WASHINGTON-The U.S. Supreme Court in a 6-3 ruling said last week that restricting the broadcasting or publication of an illegally intercepted cellular-phone conversation violated the First Amendment because the contents of the call were of public significance.
The Cellular Telecommunications & Internet Association said the decision was narrow enough to keep in place the privacy protections of private individuals involved in private conversations.
“We lost, but the scope of the decision was narrowed so as to limit its applicability and continue privacy protection,” said Michael F. Altschul, CTIA senior vice president and general counsel.
Far-reaching implications
The case involved the broadcast of an illegally taped cell-phone conversation between two union negotiators in a contentious labor dispute in Pennsylvania. It has been closely watched because of its potential impact on both wiretap laws and a lawsuit involving former House Speaker Newt Gingrich (R-Ga.).
The case comes from the U.S. Court of Appeals for the 3rd Circuit, which ruled in 1999 that two radio stations and some newspapers were protected from being sued for publishing and broadcasting the contents of an intercepted phone call.
This was the opposite ruling from the U.S. Court of Appeals for the District of Columbia, which said the Electronic Communications Privacy Act of 1986 prohibited the interception of mobile-phone conversations and the dissemination of that information was unlawful. The D.C. Circuit case was held at the Supreme Court pending resolution of the 3rd Circuit case. It is now expected the case will be sent back to the D.C. Circuit, said Michael Carvin, attorney for Rep. John A. Boehner (R-Ohio).
Boehner, then chairman of the House Republican Conference, was using a cellular phone in Florida during a conference call with Gingrich and other Republican leaders. Even though the others on the conference call were using wireline phones, John and Alice Martin could hear everyone on the call on their radio scanner because of Boehner’s cellular link.
The Martins, who have ties to the Democratic party, turned the tape over to Rep. Karen Thurman (D-Fla.) who gave it to Rep. Jim McDermott (D-Wash.), then ranking Democrat on the House Ethics Committee investigating Gingrich. The conference call involved strategy planning to deal with ethics violations against Gingrich.
McDermott subsequently gave copies of the tape to The New York Times, which broke the story on its Jan. 13, 1997, front page. Boehner sued McDermott for breach of privacy.
Carvin said Boehner’s case is different than the one decided last week by the Supreme Court because although the court said the information could be broadcast or published, the person giving it to the news media was a private person, while McDermott is a public figure.
“McDermott was a public official in a sensitive public position while the defendants in [the 3rd Circuit case] were all private citizens,” said Carvin.
McDermott’s spokeswoman, Heather Foley, said the congressman would not be commenting on the Supreme Court’s decision.
3rd Circuit details
The circumstances of the 3rd Circuit case go back to 1993 and a contentious labor dispute in Pennsylvania that received significant local media attention. Gloria Bartnicki, a union negotiator for the Wyoming Valley West School District Teachers’ Union, was talking to Anthony F. Kane Jr. on her cellular phone.

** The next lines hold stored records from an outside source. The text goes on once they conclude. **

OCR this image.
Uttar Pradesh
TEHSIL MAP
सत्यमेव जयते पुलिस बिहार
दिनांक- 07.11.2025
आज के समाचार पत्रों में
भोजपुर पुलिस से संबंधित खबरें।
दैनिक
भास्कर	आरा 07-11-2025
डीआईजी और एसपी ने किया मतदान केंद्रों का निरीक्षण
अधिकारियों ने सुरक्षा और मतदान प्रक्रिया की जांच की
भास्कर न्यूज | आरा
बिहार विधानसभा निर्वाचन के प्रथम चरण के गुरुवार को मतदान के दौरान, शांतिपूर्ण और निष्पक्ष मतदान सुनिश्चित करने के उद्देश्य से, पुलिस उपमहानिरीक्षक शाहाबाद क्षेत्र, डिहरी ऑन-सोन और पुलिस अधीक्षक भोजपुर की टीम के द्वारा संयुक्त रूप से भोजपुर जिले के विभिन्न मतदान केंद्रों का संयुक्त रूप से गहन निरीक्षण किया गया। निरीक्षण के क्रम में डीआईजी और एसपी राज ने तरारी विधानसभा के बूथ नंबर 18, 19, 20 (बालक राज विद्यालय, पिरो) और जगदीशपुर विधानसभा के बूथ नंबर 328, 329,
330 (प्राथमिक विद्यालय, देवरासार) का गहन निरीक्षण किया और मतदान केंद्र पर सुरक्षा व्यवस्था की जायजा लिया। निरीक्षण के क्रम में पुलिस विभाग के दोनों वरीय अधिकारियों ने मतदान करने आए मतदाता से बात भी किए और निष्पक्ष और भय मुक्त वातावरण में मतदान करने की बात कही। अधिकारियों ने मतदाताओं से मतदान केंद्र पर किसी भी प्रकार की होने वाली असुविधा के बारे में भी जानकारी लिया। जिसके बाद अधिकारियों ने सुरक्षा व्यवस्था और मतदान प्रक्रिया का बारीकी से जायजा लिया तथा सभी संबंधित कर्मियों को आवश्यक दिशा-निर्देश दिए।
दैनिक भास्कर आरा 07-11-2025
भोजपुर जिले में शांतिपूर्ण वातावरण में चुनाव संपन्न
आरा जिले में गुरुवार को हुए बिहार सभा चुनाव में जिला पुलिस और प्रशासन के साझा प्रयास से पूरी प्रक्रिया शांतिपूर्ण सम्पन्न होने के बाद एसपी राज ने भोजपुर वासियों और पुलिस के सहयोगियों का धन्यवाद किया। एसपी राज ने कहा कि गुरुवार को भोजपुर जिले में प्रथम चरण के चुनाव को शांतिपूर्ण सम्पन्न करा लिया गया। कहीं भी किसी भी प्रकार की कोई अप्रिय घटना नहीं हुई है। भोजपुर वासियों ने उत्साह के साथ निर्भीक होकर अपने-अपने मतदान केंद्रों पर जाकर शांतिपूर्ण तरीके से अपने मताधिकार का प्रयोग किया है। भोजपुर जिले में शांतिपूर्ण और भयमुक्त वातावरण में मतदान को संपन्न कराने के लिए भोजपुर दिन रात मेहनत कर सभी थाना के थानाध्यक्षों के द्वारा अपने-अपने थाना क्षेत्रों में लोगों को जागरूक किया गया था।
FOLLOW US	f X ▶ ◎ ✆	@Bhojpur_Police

The contents of the call, which outlined whether the union should accept a 3-percent pay raise or keep pressing for 6 percent and which included veiled threats, were taped. The tape was delivered anonymously to the mailbox of Jack Yocum, who gave it to a radio talk show host. The radio talk show host and the newspapers, which also reported the events, did not know who intercepted the call. To this day, no one has been convicted of intercepting the call.
Bartnicki sued Yocum and the radio stations for unspecified damages, saying she felt violated when 100,000 people overheard her private conversation.

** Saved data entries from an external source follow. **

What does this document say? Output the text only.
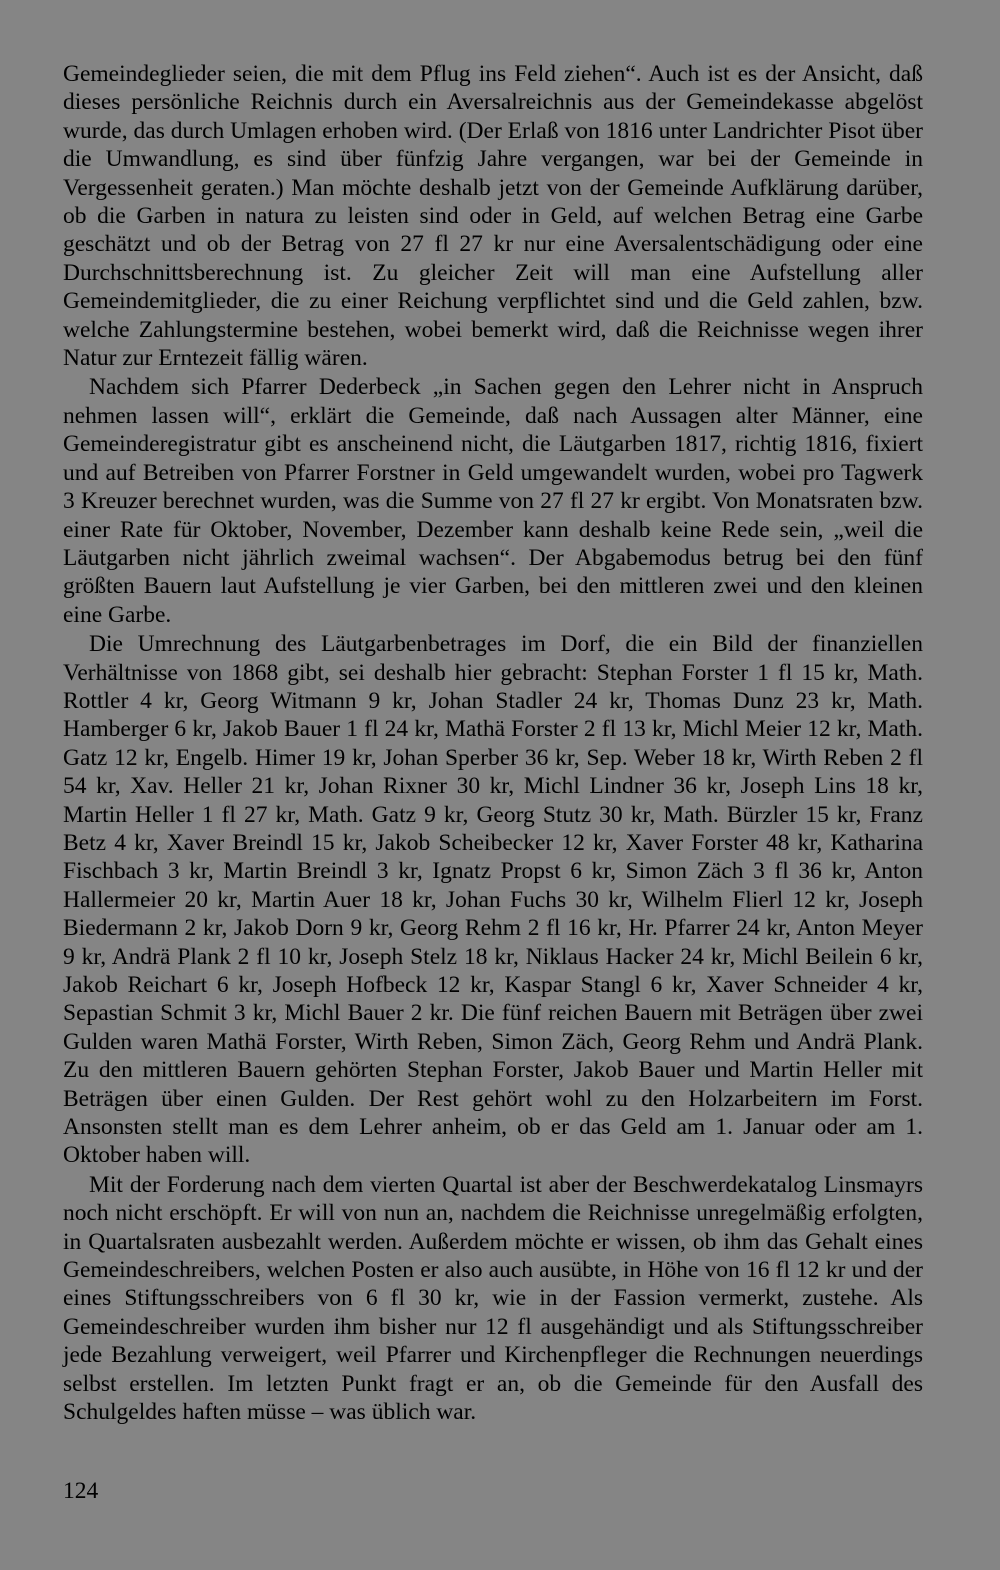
Gemeindeglieder seien, die mit dem Pflug ins Feld ziehen“. Auch ist es der Ansicht, daß dieses persönliche Reichnis durch ein Aversalreichnis aus der Gemeindekasse abgelöst wurde, das durch Umlagen erhoben wird. (Der Erlaß von 1816 unter Landrichter Pisot über die Umwandlung, es sind über fünfzig Jahre vergangen, war bei der Gemeinde in Vergessenheit geraten.) Man möchte deshalb jetzt von der Gemeinde Aufklärung darüber, ob die Garben in natura zu leisten sind oder in Geld, auf welchen Betrag eine Garbe geschätzt und ob der Betrag von 27 fl 27 kr nur eine Aversalentschädigung oder eine Durchschnittsberechnung ist. Zu gleicher Zeit will man eine Aufstellung aller Gemeindemitglieder, die zu einer Reichung verpflichtet sind und die Geld zahlen, bzw. welche Zahlungstermine bestehen, wobei bemerkt wird, daß die Reichnisse wegen ihrer Natur zur Erntezeit fällig wären.

Nachdem sich Pfarrer Dederbeck „in Sachen gegen den Lehrer nicht in Anspruch nehmen lassen will“, erklärt die Gemeinde, daß nach Aussagen alter Männer, eine Gemeinderegistratur gibt es anscheinend nicht, die Läutgarben 1817, richtig 1816, fixiert und auf Betreiben von Pfarrer Forstner in Geld umgewandelt wurden, wobei pro Tagwerk 3 Kreuzer berechnet wurden, was die Summe von 27 fl 27 kr ergibt. Von Monatsraten bzw. einer Rate für Oktober, November, Dezember kann deshalb keine Rede sein, „weil die Läutgarben nicht jährlich zweimal wachsen“. Der Abgabemodus betrug bei den fünf größten Bauern laut Aufstellung je vier Garben, bei den mittleren zwei und den kleinen eine Garbe.

Die Umrechnung des Läutgarbenbetrages im Dorf, die ein Bild der finanziellen Verhältnisse von 1868 gibt, sei deshalb hier gebracht: Stephan Forster 1 fl 15 kr, Math. Rottler 4 kr, Georg Witmann 9 kr, Johan Stadler 24 kr, Thomas Dunz 23 kr, Math. Hamberger 6 kr, Jakob Bauer 1 fl 24 kr, Mathä Forster 2 fl 13 kr, Michl Meier 12 kr, Math. Gatz 12 kr, Engelb. Himer 19 kr, Johan Sperber 36 kr, Sep. Weber 18 kr, Wirth Reben 2 fl 54 kr, Xav. Heller 21 kr, Johan Rixner 30 kr, Michl Lindner 36 kr, Joseph Lins 18 kr, Martin Heller 1 fl 27 kr, Math. Gatz 9 kr, Georg Stutz 30 kr, Math. Bürzler 15 kr, Franz Betz 4 kr, Xaver Breindl 15 kr, Jakob Scheibecker 12 kr, Xaver Forster 48 kr, Katharina Fischbach 3 kr, Martin Breindl 3 kr, Ignatz Propst 6 kr, Simon Zäch 3 fl 36 kr, Anton Hallermeier 20 kr, Martin Auer 18 kr, Johan Fuchs 30 kr, Wilhelm Flierl 12 kr, Joseph Biedermann 2 kr, Jakob Dorn 9 kr, Georg Rehm 2 fl 16 kr, Hr. Pfarrer 24 kr, Anton Meyer 9 kr, Andrä Plank 2 fl 10 kr, Joseph Stelz 18 kr, Niklaus Hacker 24 kr, Michl Beilein 6 kr, Jakob Reichart 6 kr, Joseph Hofbeck 12 kr, Kaspar Stangl 6 kr, Xaver Schneider 4 kr, Sepastian Schmit 3 kr, Michl Bauer 2 kr. Die fünf reichen Bauern mit Beträgen über zwei Gulden waren Mathä Forster, Wirth Reben, Simon Zäch, Georg Rehm und Andrä Plank. Zu den mittleren Bauern gehörten Stephan Forster, Jakob Bauer und Martin Heller mit Beträgen über einen Gulden. Der Rest gehört wohl zu den Holzarbeitern im Forst. Ansonsten stellt man es dem Lehrer anheim, ob er das Geld am 1. Januar oder am 1. Oktober haben will.

Mit der Forderung nach dem vierten Quartal ist aber der Beschwerdekatalog Linsmayrs noch nicht erschöpft. Er will von nun an, nachdem die Reichnisse unregelmäßig erfolgten, in Quartalsraten ausbezahlt werden. Außerdem möchte er wissen, ob ihm das Gehalt eines Gemeindeschreibers, welchen Posten er also auch ausübte, in Höhe von 16 fl 12 kr und der eines Stiftungsschreibers von 6 fl 30 kr, wie in der Fassion vermerkt, zustehe. Als Gemeindeschreiber wurden ihm bisher nur 12 fl ausgehändigt und als Stiftungsschreiber jede Bezahlung verweigert, weil Pfarrer und Kirchenpfleger die Rechnungen neuerdings selbst erstellen. Im letzten Punkt fragt er an, ob die Gemeinde für den Ausfall des Schulgeldes haften müsse – was üblich war.

124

The case did not dispute that intercepting the call seems to violate both Pennsylvania state wiretapping law and ECPA, but rather whether allowing news organizations to publicize the contents is wrong. The court said it is not.

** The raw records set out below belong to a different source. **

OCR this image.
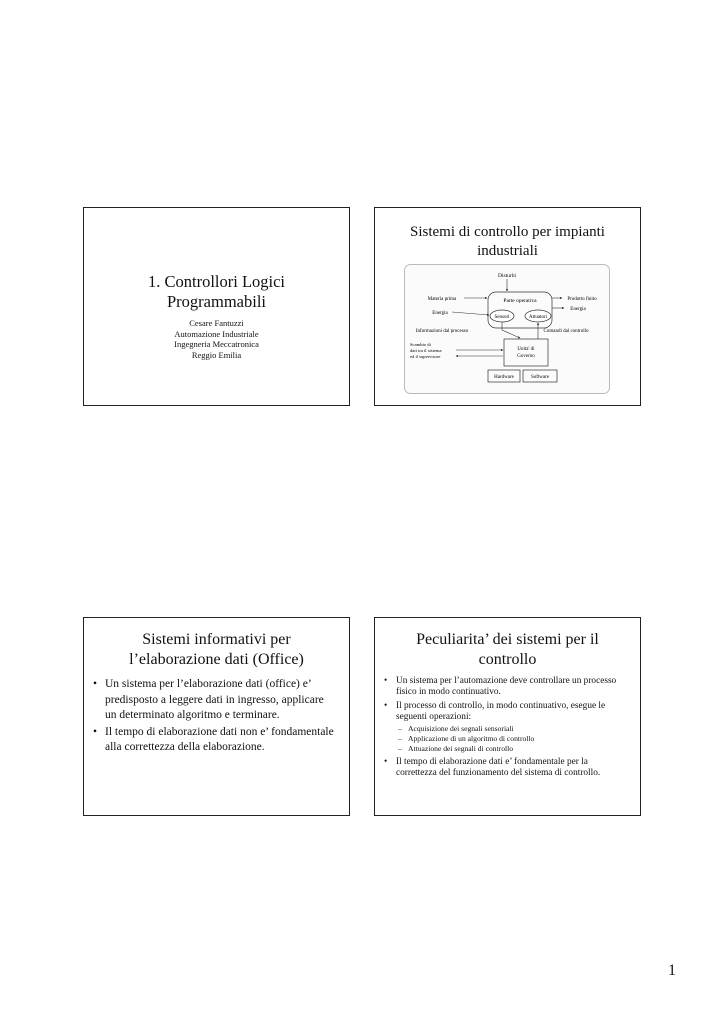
1. Controllori Logici
Programmabili
Cesare Fantuzzi
Automazione Industriale
Ingegneria Meccatronica
Reggio Emilia
Sistemi di controllo per impianti
industriali
Disturbi
Parte operativa
Sensori	Attuatori
Materia prima
Energia
Prodotto finito
Energia
Informazioni dal processo	Comandi dal controllo
Unita' di
Governo
Scambio di
dati tra il sistema
ed il supervisore
Hardware	Software
Sistemi informativi per
l’elaborazione dati (Office)
• Un sistema per l’elaborazione dati (office) e’ predisposto a leggere dati in ingresso, applicare un determinato algoritmo e terminare.
• Il tempo di elaborazione dati non e’ fondamentale alla correttezza della elaborazione.
Peculiarita’ dei sistemi per il
controllo
• Un sistema per l’automazione deve controllare un processo fisico in modo continuativo.
• Il processo di controllo, in modo continuativo, esegue le seguenti operazioni:
– Acquisizione dei segnali sensoriali
– Applicazione di un algoritmo di controllo
– Attuazione dei segnali di controllo
• Il tempo di elaborazione dati e’ fondamentale per la correttezza del funzionamento del sistema di controllo.
1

CTIA entered the case on Bartnicki’s side, fearing that if people believe their wireless-phone conversations can be illegally taped and then broadcast or published, people may stop wanting to subscribe to cellular service. Three justices in their dissent used this argument.
“The chilling effect of the court’s decision upon these private conversations will surely be great,” said Chief Justice William H. Rehnquist writing for Justices Clarence Thomas and Antonin Scalia.
The circumstances surrounding both the conversation involving Bartnicki and the conversation involving Gingrich would be nearly impossible now since CTIA reports that 70 percent of all cellular subscribers use digital technology which is, at present, impossible to tape from the air. Digital technology has become so pervasive that on May 17 the Federal Communications Commission proposed to remove the analog set-aside rule, which could lead to the eventual elimination altogether of analog technology.